VAMED delays progress in health care for country

Minister of Health, Social Affairs and Labour Emil Lee


PHILIPSBURG – “Due to the recent court case filed by VAMED against SZV, the development of the new hospital and most importantly quality care close to home has been delayed. This does not mean that a new hospital will not be built. It will! St. Maarten NEEDS a new hospital!” stated Minister Emil Lee at the press briefing on Wednesday, January 11.

Based on the court ruling, SZV has appealed the case and is complying with the verdict. Minister Lee provided an elucidation of the ruling, identifying “why everyone is so careful with what they say, and why there is the so-called ‘radio silence’ about the new hospital.”

“Within the court judgement, SZV is prohibited from directly or indirectly, signing an agreement with INSO, or an entity within INSO, with the aim to build the hospital, and prohibits SZV to comply with the already signed agreement, or to provide cooperation thereto, on a penalty of a fine of $1 million per offence, whereby the total fines that can be given is a maximum of $25 million. Therefore, everyone is very cautious and careful about what they say. However, this does not mean that work is not progressing in terms of the legal case and discussions about how we will improve the quality of health care are still on-going,” stated Minister Lee.

To provide at least some sort of insight regarding the developments of the new hospital and to provide some level of comfort to the public and media, Minister Lee gave a brief explanation about the claim from VAMED that the price from INSO was too low. “I want the public to know that SZV is working diligently on the appeal so that we can see the new hospital become a reality, and all stakeholders including Government is supporting that appeal.”

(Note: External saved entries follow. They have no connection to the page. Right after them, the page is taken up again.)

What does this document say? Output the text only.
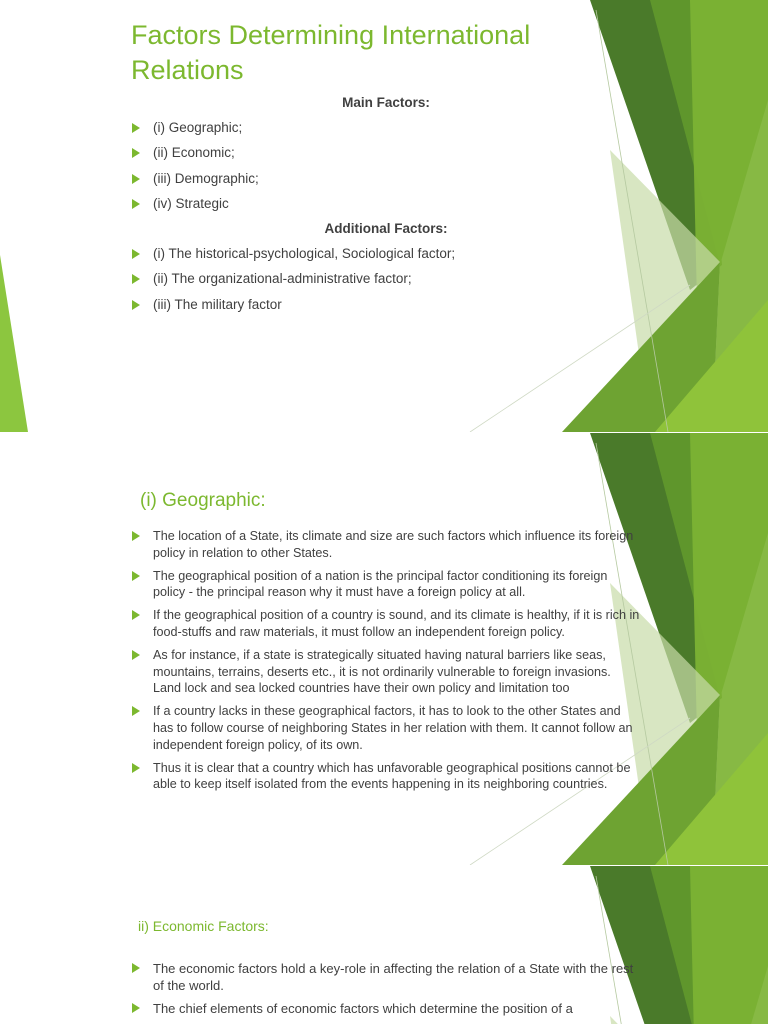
Factors Determining International Relations
Main Factors:
(i) Geographic;
(ii) Economic;
(iii) Demographic;
(iv) Strategic
Additional Factors:
(i) The historical-psychological, Sociological factor;
(ii) The organizational-administrative factor;
(iii) The military factor
(i) Geographic:
The location of a State, its climate and size are such factors which influence its foreign policy in relation to other States.
The geographical position of a nation is the principal factor conditioning its foreign policy - the principal reason why it must have a foreign policy at all.
If the geographical position of a country is sound, and its climate is healthy, if it is rich in food-stuffs and raw materials, it must follow an independent foreign policy.
As for instance, if a state is strategically situated having natural barriers like seas, mountains, terrains, deserts etc., it is not ordinarily vulnerable to foreign invasions. Land lock and sea locked countries have their own policy and limitation too
If a country lacks in these geographical factors, it has to look to the other States and has to follow course of neighboring States in her relation with them. It cannot follow an independent foreign policy, of its own.
Thus it is clear that a country which has unfavorable geographical positions cannot be able to keep itself isolated from the events happening in its neighboring countries.
ii) Economic Factors:
The economic factors hold a key-role in affecting the relation of a State with the rest of the world.
The chief elements of economic factors which determine the position of a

“During the court case, VAMED presented two arguments to justify their claim that the price of INSO was too low. (1) They used a benchmark report from an American company that was commissioned by VAMED to justify the average construction cost per square meter, and (2) was a reference to construction cost per m2 as outlined by SMMC for the expansion plans in 2009.

VAMED argued that the construction price per m2 in 2009 is higher than the one from INSO. However, I am going to illustrate why it is very difficult to use the construction price for the expansion in 2009 in order to compare to INSO’s competitive proposal.

“The new hospital and the 2009 expansion plans both proposed to construct 4 operating theatres. When constructing hospitals there are a number hot floors and cold floors. An operating room is considered a hot floor as it is a room that requires technical, intricate construction details and material. Cold floors are very basic construction with walls, tiles, etc.

“In the 2009 expansion, the price per construction was based on constructing all hot floors, whereas the new hospital included hot floors plus cold floors. In essence, the high cost of building an operating theatre is the most expensive square meter for the hospital. Therefore, when you divide that costs over the square meters, of course the average square meter price is a higher price. For example, if you’re building a house and you want a gourmet kitchen, if you only took the price per m2 for your gourmet kitchen, the price for construction would be higher than if you would calculate the price of your living room, which would be merely walls and tiles.

“In addition, the 2009 expansion they had planned to construct two floors, but they were only going to build the first floor in their expansion project. Therefore, the foundation and structure had to be stronger to support a two floor structure. Therefore that beefed up excavation and foundation is divided over a smaller square footage,” stated Minister Lee.

Minister Lee expressed that he is very comfortable that the price is not too high. From the beginning of the process, Royal HaskoningDHV and ICE with local experience, who has extensive experience in building hospitals, was hired as an engineering consultant throughout the whole process. A budget was formulated to illustrate how much the new should hospital cost. These numbers were carefully calculated to provide a benchmark figure for the evaluation of the bids received.

“When you try to do everything right in an open and transparent bidding process, it is kind of surprising to me that this is where we end up; but it is what it is. In the end all parties, SMMC, Government, and SZV all have an incentive for the hospital to be built. Namely: to reduce health care costs, to improve quality of service, to provide care locally, and to provide a professional working environment for the staff of SMMC with modern equipment. While we all want and need a new hospital, the possibility of making this reality is currently being held hostage for financial personal interests,” he continued.

Minister Lee called on the media to not only seek information from our local entities but to perhaps hear from VAMED what their intentions are in terms of moving forward. “Is it their intention to pursue the long legal battle at the expense of improved health care for the people of the country?”